5 SEPTEMBER 2001
By Ray Abdilla
"The Public Broadcasting Services, PBS could be run by 90 full time employees. No one will be fired from PBS but something has to be done quickly, at least by the end of this year. PBS cant continue to lose any more money."
This is communicated to The Malta Financial & Business Times by a member of the Task Force, which is comprised of Chairman Anthony Tabone, Deputy Chairman Tony Mallia and Members of the Board, Michael Fenech, Charles Xuereb and Dr Claire Vassallo Thake.
They have prepared a report, which is expected to be handed to the Minister of Education, Louis Galea.
The Public Broadcasting Services is, at the moment, undergoing a major exercise to put the Nations media station in a position where it can sustain itself and to ensure that modern concepts are introduced for the organisation to be in a position to offer the best service on the island.
The PBS Board believes that there may be some resistance from the older members of staff to such radical changes.
Similar to what has taken place in other governmental and private entities, some of the old guard i.e. people who are over 50 years of age are unable or are unwilling to change their system of work.
Since Malta is a Member of the Council of Europe, the laws of the media in Malta are based on European Law. There are some, who do not agree with certain aspects of this law, but in todays world one cannot afford not to move forward.
Media, especially television is changing continuously. The Public Broadcasting Services has to finally realise that there are now other players in the field. What PBS is accomplishing today, the other stations are achieving with less human resources.
Media pluralism in Malta started in 1993. It was good news, but in some ways the level of public broadcasting has dropped.
The broadcasting media started off as a monopoly, given the subsidies needed and this happened both under Redifussion and Xandir, when the Parastatal Corporation, Telemalta controlled the station.
When liberalisation was brought about, PBS had to face stiff competition from political stations and other commercial ones, not only from the local market but also from abroad.
The advertising cake was now being shared and everyone had to fight to win a piece. No TV or radio station is getting rich but everyone knows that one has to fight to survive. Many doubt on how much the majority are even breaking even.
In the past, PBS was the only place for announcers, producers and DJs but now there is more competition.
All the stations, including PBS have invested in new equipment, but unfortunately many of the PBS workers are not confident with the equipment.
Today there are 193 full time workers at PBS, 30 less than in 1993. The average age is 46. There are 35 people who are over 55, 43 who are over 50, 34, over 45, 22 who are over 40 and only 14 who are under 25. Eight of them are under 30.
33 per cent of the workforce are over 45 years and only seven per cent are under 30.
There is also the problem of hiring people. This can only be done through the Employment Training Corporation. There are no people registering for work in the journalistic field, so how can one find journalists? The other stations, who are free to do what they like, can easily snatch some of PBS journalists and that causes more problems for the national station.
The problem is that other stations can "poach" employees.
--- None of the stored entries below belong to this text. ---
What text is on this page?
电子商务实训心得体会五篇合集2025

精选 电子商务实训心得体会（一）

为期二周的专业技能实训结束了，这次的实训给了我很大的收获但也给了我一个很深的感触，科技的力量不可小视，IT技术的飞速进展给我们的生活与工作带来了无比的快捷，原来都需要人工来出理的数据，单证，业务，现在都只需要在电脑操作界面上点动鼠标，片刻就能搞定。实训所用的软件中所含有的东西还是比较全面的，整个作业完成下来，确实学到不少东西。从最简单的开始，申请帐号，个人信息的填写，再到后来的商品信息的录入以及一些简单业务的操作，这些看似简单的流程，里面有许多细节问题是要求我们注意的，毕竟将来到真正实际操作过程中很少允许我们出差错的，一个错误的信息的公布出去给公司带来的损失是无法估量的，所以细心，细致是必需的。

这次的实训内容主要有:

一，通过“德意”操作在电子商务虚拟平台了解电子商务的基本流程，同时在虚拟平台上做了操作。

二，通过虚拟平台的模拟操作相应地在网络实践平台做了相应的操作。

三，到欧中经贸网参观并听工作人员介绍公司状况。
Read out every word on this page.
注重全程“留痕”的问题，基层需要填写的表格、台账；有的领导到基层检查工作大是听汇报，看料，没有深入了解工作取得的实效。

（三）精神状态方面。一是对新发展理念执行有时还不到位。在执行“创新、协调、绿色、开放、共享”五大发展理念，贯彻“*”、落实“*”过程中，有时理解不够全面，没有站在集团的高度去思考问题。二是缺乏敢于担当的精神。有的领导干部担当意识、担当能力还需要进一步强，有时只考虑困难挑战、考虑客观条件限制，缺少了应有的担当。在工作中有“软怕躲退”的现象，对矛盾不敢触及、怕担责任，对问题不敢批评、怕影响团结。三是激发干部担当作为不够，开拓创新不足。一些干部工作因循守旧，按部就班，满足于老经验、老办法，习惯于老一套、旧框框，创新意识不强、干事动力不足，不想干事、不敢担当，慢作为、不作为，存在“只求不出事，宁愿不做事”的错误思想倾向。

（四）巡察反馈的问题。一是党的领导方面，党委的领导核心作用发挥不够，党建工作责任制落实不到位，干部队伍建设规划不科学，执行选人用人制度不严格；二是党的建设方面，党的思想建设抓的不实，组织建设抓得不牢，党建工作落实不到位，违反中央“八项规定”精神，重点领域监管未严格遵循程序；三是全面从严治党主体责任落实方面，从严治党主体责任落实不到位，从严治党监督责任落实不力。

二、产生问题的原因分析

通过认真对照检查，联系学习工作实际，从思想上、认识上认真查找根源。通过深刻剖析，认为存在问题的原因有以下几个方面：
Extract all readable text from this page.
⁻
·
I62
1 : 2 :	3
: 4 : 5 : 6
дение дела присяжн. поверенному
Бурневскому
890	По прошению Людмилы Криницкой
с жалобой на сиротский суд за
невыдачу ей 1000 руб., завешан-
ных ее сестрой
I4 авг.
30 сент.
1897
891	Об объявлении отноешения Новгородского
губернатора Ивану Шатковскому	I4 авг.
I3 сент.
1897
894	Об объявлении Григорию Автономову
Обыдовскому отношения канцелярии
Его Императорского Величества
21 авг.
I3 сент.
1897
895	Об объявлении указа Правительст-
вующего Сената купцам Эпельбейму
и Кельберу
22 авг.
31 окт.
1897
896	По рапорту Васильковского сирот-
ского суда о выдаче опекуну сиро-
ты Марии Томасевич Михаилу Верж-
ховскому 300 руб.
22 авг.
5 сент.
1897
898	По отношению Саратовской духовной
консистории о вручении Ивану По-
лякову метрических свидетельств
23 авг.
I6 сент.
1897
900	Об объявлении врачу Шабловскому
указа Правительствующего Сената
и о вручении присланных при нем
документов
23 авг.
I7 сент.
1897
PBS is not in a position to do this.
Pressure on the Broadcasting Authority to change some of its policies is also on. Not being able to produce more than 12 minutes continuous advertising is creating problems.
There are many occasions when a booking for more than 12 minutes is made but this cant be done because of the Broadcasting Authority. PBS spends around Lm1.2 million on salaries. It spends around Lm1.5 million, annually when one includes overtime. Head per head it spends around Lm8,250.
Advertising is enough to provide for wages but then there are other expenses such as films, satellites, electricity and telephone bills.